Daretor spun around, gazing back the way they had come. ‘Who follows us? I’ve not seen anyone.’

‘Yet one does. I hazard a guess that it is Larachel.’ She shrugged. ‘I wish I could control these … instincts I keep getting. They come and go as they please. No matter. Should he be in the employ of Fa’red, it would make sense. He has the deadmoon aura about him.’

‘So let Fa’red’s own “eyes” give him false report?’

‘Hopefully,’ Jelindel said.

They crossed the river that night. This time even Daretor thought he saw a dark shape break from the farther shore and plunge into the river close to where they themselves had crossed. They did not wait to confirm if they were being followed, but sped north as fast as the Delbrian Markers would carry them.

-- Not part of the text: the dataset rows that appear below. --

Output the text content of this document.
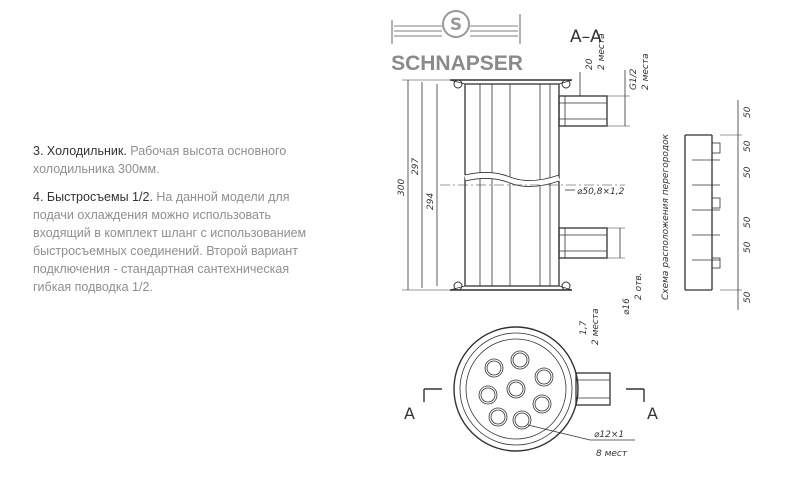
3. Холодильник. Рабочая высота основного холодильника 300мм.

4. Быстросъемы 1/2. На данной модели для подачи охлаждения можно использовать входящий в комплект шланг с использованием быстросъемных соединений. Второй вариант подключения - стандартная сантехническая гибкая подводка 1/2.

S
SCHNAPSER
A–A
300
297
294
20 2 места
G1/2 2 места
⌀50,8×1,2
⌀16
2 отв.
1,7 2 места
Схема расположения перегородок
50
50
50
50
50
50
⌀12×1
8 мест
A	A
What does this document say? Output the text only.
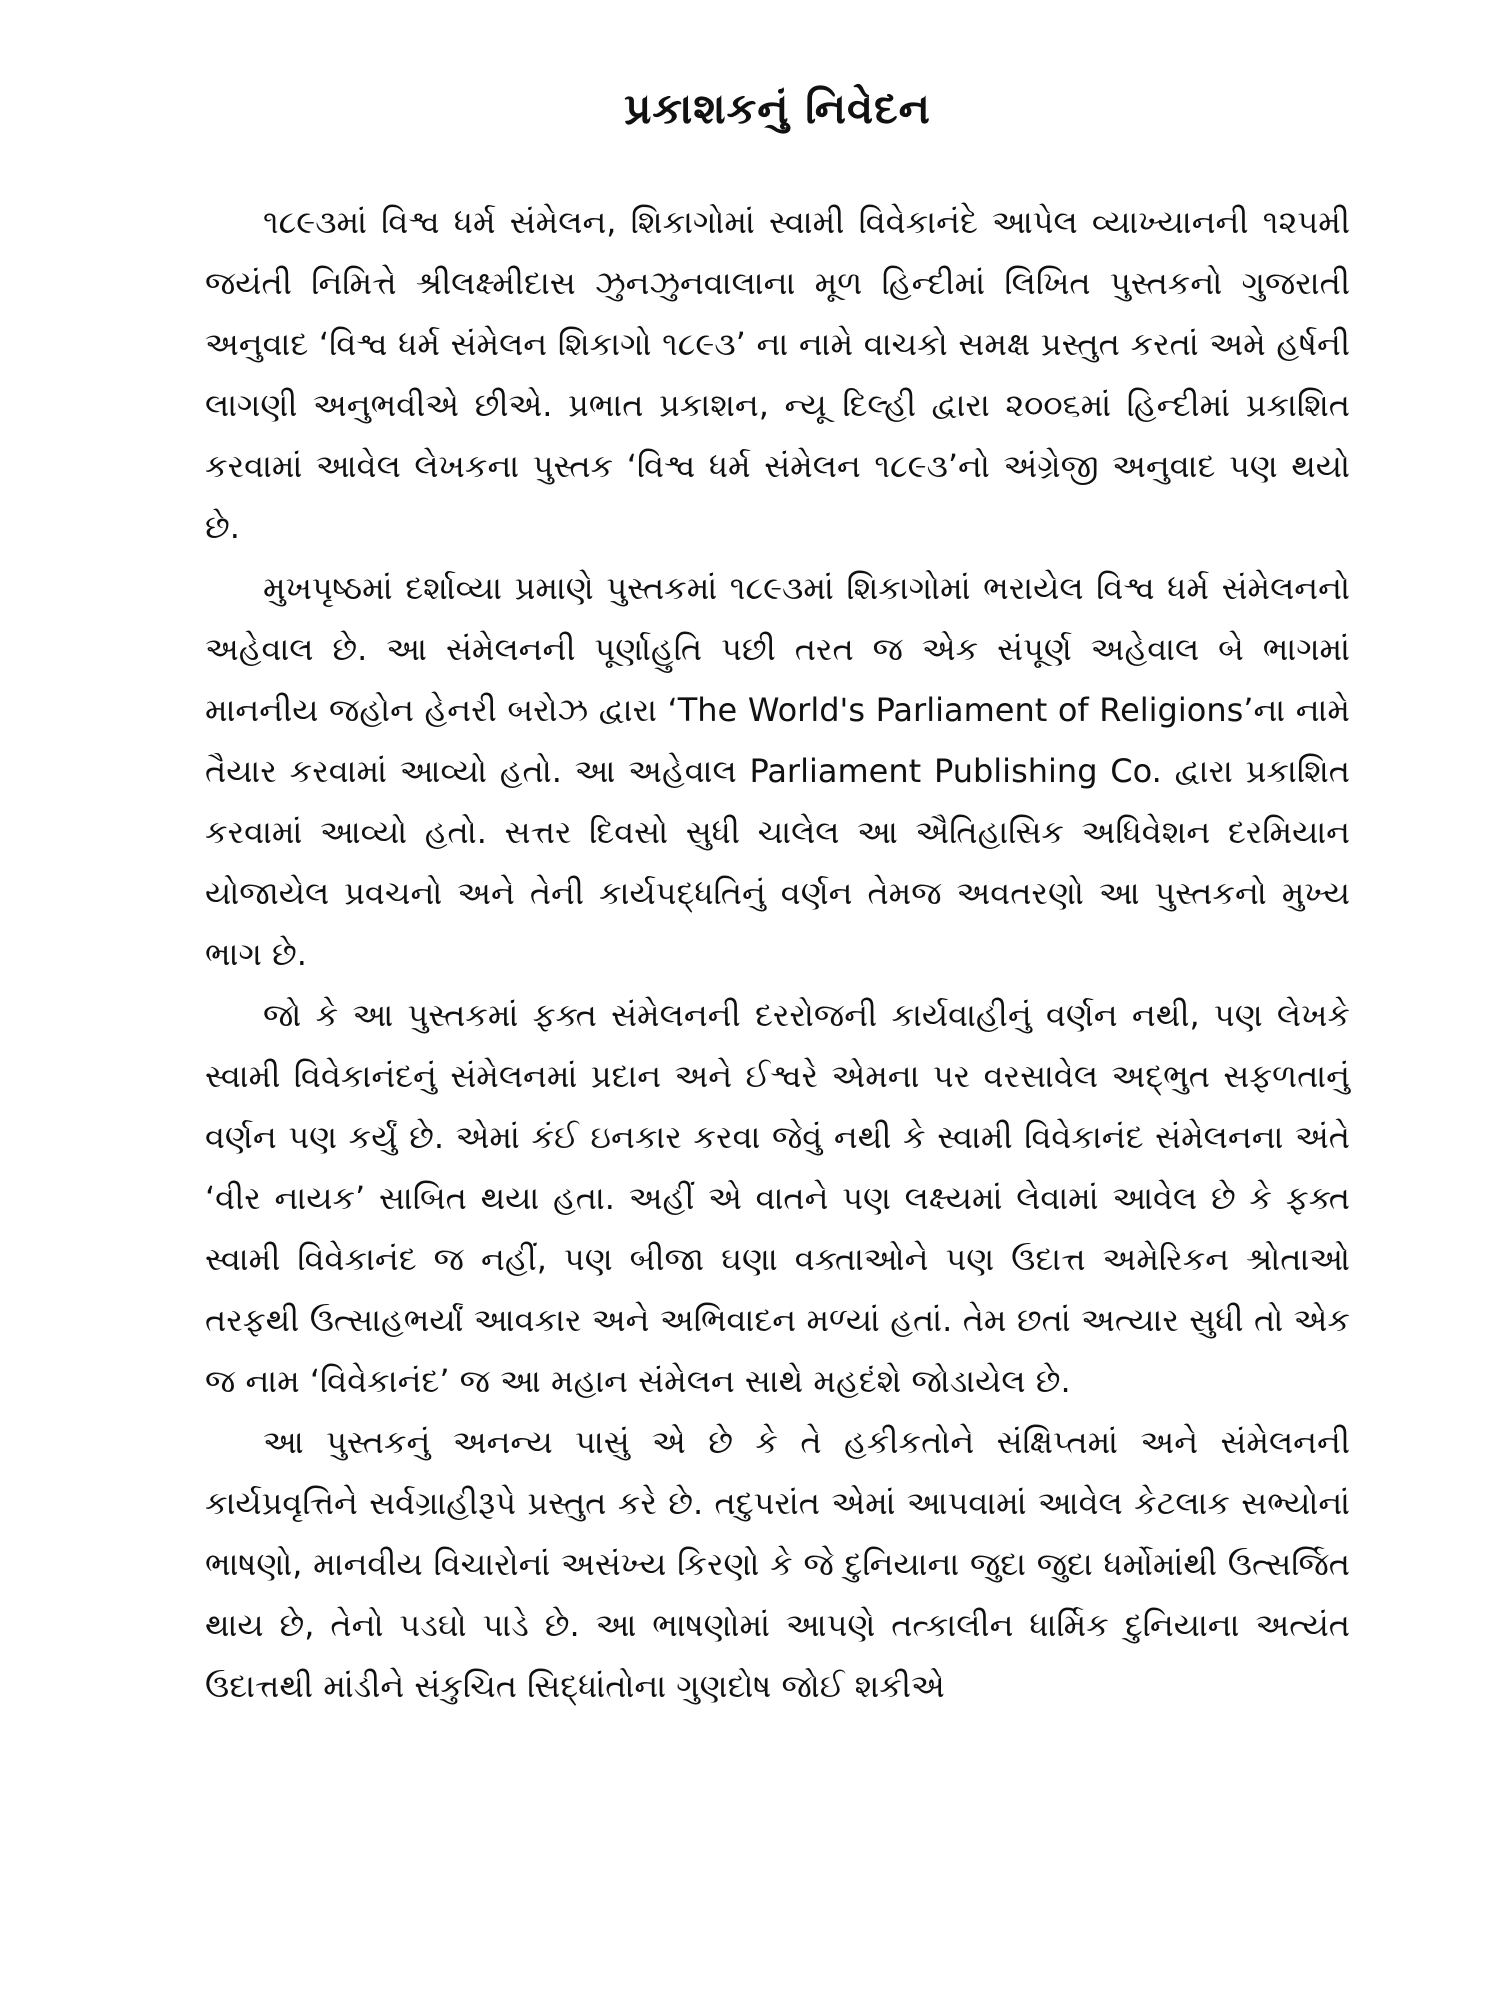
પ્રકાશકનું નિવેદન

૧૮૯૩માં વિશ્વ ધર્મ સંમેલન, શિકાગોમાં સ્વામી વિવેકાનંદે આપેલ વ્યાખ્યાનની ૧૨૫મી જયંતી નિમિત્તે શ્રીલક્ષ્મીદાસ ઝુનઝુનવાલાના મૂળ હિન્દીમાં લિખિત પુસ્તકનો ગુજરાતી અનુવાદ ‘વિશ્વ ધર્મ સંમેલન શિકાગો ૧૮૯૩’ ના નામે વાચકો સમક્ષ પ્રસ્તુત કરતાં અમે હર્ષની લાગણી અનુભવીએ છીએ. પ્રભાત પ્રકાશન, ન્યૂ દિલ્હી દ્વારા ૨૦૦૬માં હિન્દીમાં પ્રકાશિત કરવામાં આવેલ લેખકના પુસ્તક ‘વિશ્વ ધર્મ સંમેલન ૧૮૯૩’નો અંગ્રેજી અનુવાદ પણ થયો છે.

મુખપૃષ્ઠમાં દર્શાવ્યા પ્રમાણે પુસ્તકમાં ૧૮૯૩માં શિકાગોમાં ભરાયેલ વિશ્વ ધર્મ સંમેલનનો અહેવાલ છે. આ સંમેલનની પૂર્ણાહુતિ પછી તરત જ એક સંપૂર્ણ અહેવાલ બે ભાગમાં માનનીય જહોન હેનરી બરોઝ દ્વારા ‘The World's Parliament of Religions’ના નામે તૈયાર કરવામાં આવ્યો હતો. આ અહેવાલ Parliament Publishing Co. દ્વારા પ્રકાશિત કરવામાં આવ્યો હતો. સત્તર દિવસો સુધી ચાલેલ આ ઐતિહાસિક અધિવેશન દરમિયાન યોજાયેલ પ્રવચનો અને તેની કાર્યપદ્ધતિનું વર્ણન તેમજ અવતરણો આ પુસ્તકનો મુખ્ય ભાગ છે.

જો કે આ પુસ્તકમાં ફક્ત સંમેલનની દરરોજની કાર્યવાહીનું વર્ણન નથી, પણ લેખકે સ્વામી વિવેકાનંદનું સંમેલનમાં પ્રદાન અને ઈશ્વરે એમના પર વરસાવેલ અદ્ભુત સફળતાનું વર્ણન પણ કર્યું છે. એમાં કંઈ ઇનકાર કરવા જેવું નથી કે સ્વામી વિવેકાનંદ સંમેલનના અંતે ‘વીર નાયક’ સાબિત થયા હતા. અહીં એ વાતને પણ લક્ષ્યમાં લેવામાં આવેલ છે કે ફક્ત સ્વામી વિવેકાનંદ જ નહીં, પણ બીજા ઘણા વક્તાઓને પણ ઉદાત્ત અમેરિકન શ્રોતાઓ તરફથી ઉત્સાહભર્યાં આવકાર અને અભિવાદન મળ્યાં હતાં. તેમ છતાં અત્યાર સુધી તો એક જ નામ ‘વિવેકાનંદ’ જ આ મહાન સંમેલન સાથે મહદંશે જોડાયેલ છે.

આ પુસ્તકનું અનન્ય પાસું એ છે કે તે હકીકતોને સંક્ષિપ્તમાં અને સંમેલનની કાર્યપ્રવૃત્તિને સર્વગ્રાહીરૂપે પ્રસ્તુત કરે છે. તદુપરાંત એમાં આપવામાં આવેલ કેટલાક સભ્યોનાં ભાષણો, માનવીય વિચારોનાં અસંખ્ય કિરણો કે જે દુનિયાના જુદા જુદા ધર્મોમાંથી ઉત્સર્જિત થાય છે, તેનો પડઘો પાડે છે. આ ભાષણોમાં આપણે તત્કાલીન ધાર્મિક દુનિયાના અત્યંત ઉદાત્તથી માંડીને સંકુચિત સિદ્ધાંતોના ગુણદોષ જોઈ શકીએ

Midnight found them a mile from the garrison town of Obly. From this point they could see the watch, bearing flaming torches, patrolling the battlements of a dark watchtower which thrust up from the town’s centre like a finger aimed at the sky. Stopping briefly to fortify themselves with food and a brief rest (and to allow their shadow to catch up), they remounted their horses and rode down the sloping road, straight into the main street of Obly.

Almost at once, a patrol spotted them and gave the cry. Soon the town was full of shouting, and lights sprang up in all directions. Jelindel and Daretor did not slow their pace, however, and galloped like the wind through the town and out the other side before any serious opposition could be mounted.

Pursuit was not long in coming, and soon they heard the pounding of many hooves on the road behind them. They veered off the main road and headed east. As they had hoped, their pursuers were too canny to miss their trail in the dark and go astray. Not only did they stay on their trail but they closed the gap considerably.

Bouncing on the back of his galloping mare, Daretor managed to gasp out a question. ‘Was it part of your plan that they catch us and skewer us
before
we give them the slip, or after, Jelli?’

‘Sarcasm ill becomes you, Daretor,’ she laughed.

They reached a forest and plunged into it. A little way in they encountered a narrow stream. Here they quickly dismounted
and, leading their horses by their reins and talking to them gently to quiet their nerves, moved back in the direction they had come.

‘I am betting it is too dark in the forest even for their best trail-finders,’ Jelindel said.

They soon reached the forest edge, though at a point further east from where the road entered it. They were just in time to see their pursuers pass in amongst the dark trees, their horses’ hoof-beats almost immediately muffled.

‘Let’s go,’ Jelindel said. They remounted and moved at a light canter back south again. For over an hour they kept to this course before slowly veering round in a long, slow circle that saw them heading north once more. They stopped several times and, under the cover of her thick cloak, Jelindel checked her map and the tiny inscriptions that provided local information. On one such occasion she expelled a deep sigh of relief.